Objective To compare the efficacy of dosimetric parameters defined by different lung volume methods in predicting radiation pneumonitis (RP) in patients with non-small cell lung cancer after radiotherapy.
Methods A total of 92 patients with non-small cell lung cancer who received intensity-modulated radiotherapy were selected as study objects. Total lung volume, planned target volume (PTV) and planned gross tumor target volume (PGTV) were recorded by CT scan. Dosimetric parameters including volume percentage of normal lung relative volume receiving greater than 5 Gy (V5), volume percentage of normal lung relative volume receiving greater than 20 Gy (V20) and mean lung dose (MLD) were defined by three lung volume methods (total lung volume, PTV and PGTV). The primary endpoint was symptomatic RP. The correlations of symptomatic RP with dose parameters(V5, V20 and MLD) were analyzed by Logistic regression, and the performance of MLD in predicting symptomatic RP was assessed using the area under the receiver operating characteristic curve (AUC).

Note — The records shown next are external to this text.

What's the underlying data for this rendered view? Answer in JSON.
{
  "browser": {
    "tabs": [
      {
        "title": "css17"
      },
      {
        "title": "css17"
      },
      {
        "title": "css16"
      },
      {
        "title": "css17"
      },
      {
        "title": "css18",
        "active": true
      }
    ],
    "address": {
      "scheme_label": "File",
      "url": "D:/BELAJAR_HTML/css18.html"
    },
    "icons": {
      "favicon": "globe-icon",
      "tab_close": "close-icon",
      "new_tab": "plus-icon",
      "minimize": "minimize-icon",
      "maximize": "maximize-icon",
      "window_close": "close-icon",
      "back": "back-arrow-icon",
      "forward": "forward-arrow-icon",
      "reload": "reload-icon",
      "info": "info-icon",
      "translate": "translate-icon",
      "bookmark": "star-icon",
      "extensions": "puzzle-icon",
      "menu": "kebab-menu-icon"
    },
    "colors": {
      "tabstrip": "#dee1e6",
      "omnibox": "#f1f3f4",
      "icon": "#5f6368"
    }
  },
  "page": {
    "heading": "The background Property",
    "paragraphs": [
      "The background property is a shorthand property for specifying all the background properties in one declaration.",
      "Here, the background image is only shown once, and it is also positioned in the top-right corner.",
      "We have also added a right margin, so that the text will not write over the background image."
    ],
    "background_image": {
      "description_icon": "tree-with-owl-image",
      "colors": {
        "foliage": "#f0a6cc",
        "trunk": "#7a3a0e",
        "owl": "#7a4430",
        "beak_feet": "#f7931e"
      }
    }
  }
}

Results Of 92 patients, 13 developed acute symptomatic RP within 3 months after treatment. There were significant differences in V5, V20 and MLD defined by PTV in symptomatic RP compared with non-symptomatic RP patients (P < 0.05). Logistic regression analysis showed that MLD defined by PTV method and PGTV method was associated with the incidence of symptomatic RP (P < 0.05). In predicting symptomatic RP, MLD defined by PTV had the highest AUC value (0.798), which was significantly higher than 0.699 by PGTV and 0.605 by whole lung volume (P < 0.05).
Conclusion Dosimetric parameters defined by PTV have high value in predicting symptomatic RP in lung cancer patients undergoing intensity-modulated radiotherapy.